Из объяснений, которые Горький дает Ходасевичу, понятно, что никому там в Москве не нужны ни «возвращенцы», ни «лояльность» лучиста Ларионова со товарищи, а нужны жесты, свидетельствующие о всеобщей симпатии к Советам, о сочувствии всех — даже «белой» эмиграции — новому, народному режиму, который уже не тот, что был в 1918–1919 годах, уже переродился и «гуманизировался». А зачем нужны были режиму эта симпатия, этот новый «имидж»? Горький объяснил — нужны «отношения с Европой», нужна торговля, нужны кредиты… Надо восстановить промышленность, армию, а вот уж тогда…
Итак, стоило аукнуть Феликсу Эдмундовичу, как посыпались отклики. Искусствовед («в штатском») П. П. Сувчинский сообщил в том же 1925-м о последнем открытии левоевразийской мысли: «…все, что противопоставляется коммунистической системе миросозерцания и действий, отмечается характером необычайной элементарности и провинциальности… Нужно очень продумать самый факт русской коммунистической партии в ее нынешнем виде и причины ее укрепления…».
Итак, «в нынешнем виде» она должна была устроить даже евразийцев. Так что резолюция Союза художников была лишь маленьким камешком в пропагандистском камнепаде 1925 года. Но с какой точностью он был брошен именно тогда…
Скромный безденежный секретарь Союза немногочисленных здешних художников (немедленно ставший председателем этого Союза) Илья Зданевич был сразу после этого устроен на работу в советское посольство. Правда, он там недолго просидел, но причин его изгнания мы не знаем. Может, он давал советы старшим, может, торопил события. Вот же он признает в некрологе Поплавскому: думал, что стена, их отделявшая от коммунизма, пала, везде будут Советы, бей буржуев… А оказалось, напротив, буржуи должны поддержать Советы. А кто из вас кого авангарднее, из художников и сочинителей, — это вообще дело десятое. Может, Зданевич не понял или не захотел понять скрытых намеков.

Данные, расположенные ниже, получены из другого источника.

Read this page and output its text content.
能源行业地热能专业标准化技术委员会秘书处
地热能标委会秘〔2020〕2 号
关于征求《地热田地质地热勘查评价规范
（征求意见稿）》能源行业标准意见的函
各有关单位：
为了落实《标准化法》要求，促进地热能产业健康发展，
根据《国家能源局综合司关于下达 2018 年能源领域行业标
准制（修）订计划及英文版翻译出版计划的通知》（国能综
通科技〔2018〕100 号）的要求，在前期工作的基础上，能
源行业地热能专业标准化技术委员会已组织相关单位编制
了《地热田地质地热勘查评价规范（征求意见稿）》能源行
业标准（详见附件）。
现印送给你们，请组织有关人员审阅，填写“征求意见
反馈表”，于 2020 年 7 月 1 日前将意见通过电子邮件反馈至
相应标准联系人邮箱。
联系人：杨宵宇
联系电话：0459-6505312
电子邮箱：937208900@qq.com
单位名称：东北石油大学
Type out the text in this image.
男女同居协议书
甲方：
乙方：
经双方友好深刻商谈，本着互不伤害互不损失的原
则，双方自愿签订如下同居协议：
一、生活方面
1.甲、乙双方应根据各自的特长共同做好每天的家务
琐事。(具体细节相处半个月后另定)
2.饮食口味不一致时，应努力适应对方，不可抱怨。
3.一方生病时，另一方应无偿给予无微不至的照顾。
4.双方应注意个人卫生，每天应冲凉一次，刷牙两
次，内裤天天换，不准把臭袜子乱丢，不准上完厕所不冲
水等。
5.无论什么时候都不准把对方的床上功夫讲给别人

Вообще, судя по только сейчас напечатанным статьям из архива Зданевича, он мало что понимал в других людях. Ему казалось, что Поплавскому важно, чтоб его издали не буржуа, а они с Сергеем Ромовым. Но Ромов уехал в Россию, не заплатив типографии, а ведь оставались (как сообщает Зданевич небрежно) какие-то деньги от «Удара» (откуда были деньги для «Удара», Зданевич не сообщает). Зданевич пишет, что
Там вообще много обиженного вранья и намеков на происки реакционеров, в ненапечатанном некрологе Зданевича: кто-то «сумел помешать» продаже чего-то, кто-то «отказал в помощи» и «посоветовал попробовать героин». И вот пришлось Поплавскому издаваться у буржуазии (сборник, кстати, издала прекрасная женщина, госпожа Пумпянская, в Ревеле, она и раньше кого только ни благодетельствовала. Да и что там была за буржуазия? Эсеры?), пришлось променять Зданевича на героин.
Зданевич считал, что лучше быть «революционером» и не печататься вовсе. Но для Поплавского очень важно было издаваться. Единственная была моральная опора в его терзаниях: вот кусок из его романа, это напечатано, он издается… Это все очевидно из дневников Поплавского. Там — о творчестве, о Боге, о любви, о сексе и ничего о политике. Любопытно, что этот чуждый ему соблазн собратьев встать в колонны, найти твердую руку и опору (соблазн, искушавший французских и русских сюрреалистов, Арагона, Элюара, Бретона, Зданевича, Ромова, комсомольца Свечникова, юную Наталью Столярову и бородатых евразийских идеалистов — имя им легион) первым среди русских художников ощутил честный дадаист из Бугуруслана Сергей Шаршун. В одном из своих «листочков», у которых не было читателей, но зато и цензоров не было тоже, — в «Перевозе Дада № 7» (написанном вместе с М. Струве), он воззвал к своим друзьям-авангардистам из группы «Через», спросив их без обиняков и вполне трезво: «Божнев, Свечников, Туган-Барановский, Поплавский, Зданевич и пр., а когда с… ходите, тоже разрешения в Наркомпросе спрашиваете?».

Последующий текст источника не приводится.